Я невольно рассмеялась над тем, как откровенно она выставила меня полной неумехой, но вместе с тем мне захотелось сказать ей, что я сложила руки не для молитвы. Этим жестом я хотела сказать: убейте меня. Пожалуйста, убейте меня. Нет, молиться я бы не стала. Кому на этой Земле мне молиться? Или не на этой Земле?
Но к концу класса я уже благодарила Бога за такого учителя. Перед уходом я выписала ей чек на месячный абонемент и пообещала, что скоро вернусь.
Индра была совладелицей крошечной студии на Кэпитол-Хилл и управляла ей совместно со своим партнером Лу. Лу был старше Индры минимум лет на десять, но они были одного роста и веса — оба высокие и сильные. Когда я спросила Индру о Лу, это было первое, что она мне ответила, как будто этот факт доказывал, что они созданы друг для друга. На занятия к Лу я ходила нечасто — после них мои мышцы становились как резиновые, но он был какой-то слишком йогический, и его взгляд пронизывал меня насквозь. Еще у него на занятиях было много потных мужиков. А вот у Индры я чувствовала себя как дома.
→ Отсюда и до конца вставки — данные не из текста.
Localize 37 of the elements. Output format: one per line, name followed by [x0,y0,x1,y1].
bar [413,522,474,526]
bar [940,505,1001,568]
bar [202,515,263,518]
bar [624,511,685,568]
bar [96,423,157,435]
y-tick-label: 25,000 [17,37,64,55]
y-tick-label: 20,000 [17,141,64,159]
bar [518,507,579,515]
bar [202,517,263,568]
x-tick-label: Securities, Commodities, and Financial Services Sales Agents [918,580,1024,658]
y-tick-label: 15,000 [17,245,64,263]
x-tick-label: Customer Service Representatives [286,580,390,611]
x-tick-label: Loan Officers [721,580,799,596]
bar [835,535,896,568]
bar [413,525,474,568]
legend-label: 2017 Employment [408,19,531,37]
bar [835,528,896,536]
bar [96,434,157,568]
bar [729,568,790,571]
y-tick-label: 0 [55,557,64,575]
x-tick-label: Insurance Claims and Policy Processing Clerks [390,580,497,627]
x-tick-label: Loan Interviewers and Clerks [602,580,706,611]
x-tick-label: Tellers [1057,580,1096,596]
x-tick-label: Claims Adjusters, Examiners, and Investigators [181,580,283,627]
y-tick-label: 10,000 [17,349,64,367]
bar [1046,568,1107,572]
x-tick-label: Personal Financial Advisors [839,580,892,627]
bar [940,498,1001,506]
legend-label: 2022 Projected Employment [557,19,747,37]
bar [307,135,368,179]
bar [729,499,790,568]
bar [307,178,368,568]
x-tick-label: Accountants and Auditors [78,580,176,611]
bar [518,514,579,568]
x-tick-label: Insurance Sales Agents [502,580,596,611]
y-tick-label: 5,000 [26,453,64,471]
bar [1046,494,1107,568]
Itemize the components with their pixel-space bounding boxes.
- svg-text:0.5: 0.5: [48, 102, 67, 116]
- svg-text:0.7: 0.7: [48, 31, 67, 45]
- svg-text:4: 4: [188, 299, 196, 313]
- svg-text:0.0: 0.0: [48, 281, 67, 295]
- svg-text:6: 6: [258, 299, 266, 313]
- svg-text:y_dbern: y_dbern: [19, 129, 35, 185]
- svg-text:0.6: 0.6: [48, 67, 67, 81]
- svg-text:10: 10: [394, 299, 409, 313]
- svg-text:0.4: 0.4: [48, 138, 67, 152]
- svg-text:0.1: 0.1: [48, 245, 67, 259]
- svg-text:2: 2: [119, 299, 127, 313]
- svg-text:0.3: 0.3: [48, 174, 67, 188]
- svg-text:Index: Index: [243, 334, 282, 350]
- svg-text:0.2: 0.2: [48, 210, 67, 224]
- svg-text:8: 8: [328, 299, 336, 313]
Не знаю, как объяснить всю странность этого утверждения. Да, на занятиях у Индры я чувствовала себя как дома. Еще недавно, до знакомства с ней, я бы сама себя беспощадно высмеяла за такие слова. До знакомства с ней я называла «физической нагрузкой» прогулку в горку за сигаретами. Или перестановку книжных полок. Или занятия сексом. Или интенсивное занятие по актерскому мастерству. Но большую часть времени я жила, что называется, «выше шеи». Я любила читать. Те, кто любит читать, любят обитать в маленьких уютных местечках вроде ванной и кровати, где можно также дремать или смотреть, как кружатся пылинки в луче света. В двадцать пять лет мысль о том, чтобы устать физически, вызывала у меня панику. Иногда я даже злилась, когда видела, что люди бегают трусцой, — точно так же, как злилась на людей, которые хотели, чтобы я верила в Бога — в того Бога, который требует, чтобы все мы были все время несчастны, иначе в рай не попасть. Кто бегает трусцой, верит в загробную жизнь, решила я. Они просто обязаны в нее верить, иначе зачем тратить на это так много времени в жизни, которая, по всем разумным подсчетам, коротка и быстротечна? В моем родном городе население поделилось на две части. Половина жителей Сиэтла бегала трусцой и верила в загробную жизнь, вторая половина читала книжки и верила в «счастливые часы».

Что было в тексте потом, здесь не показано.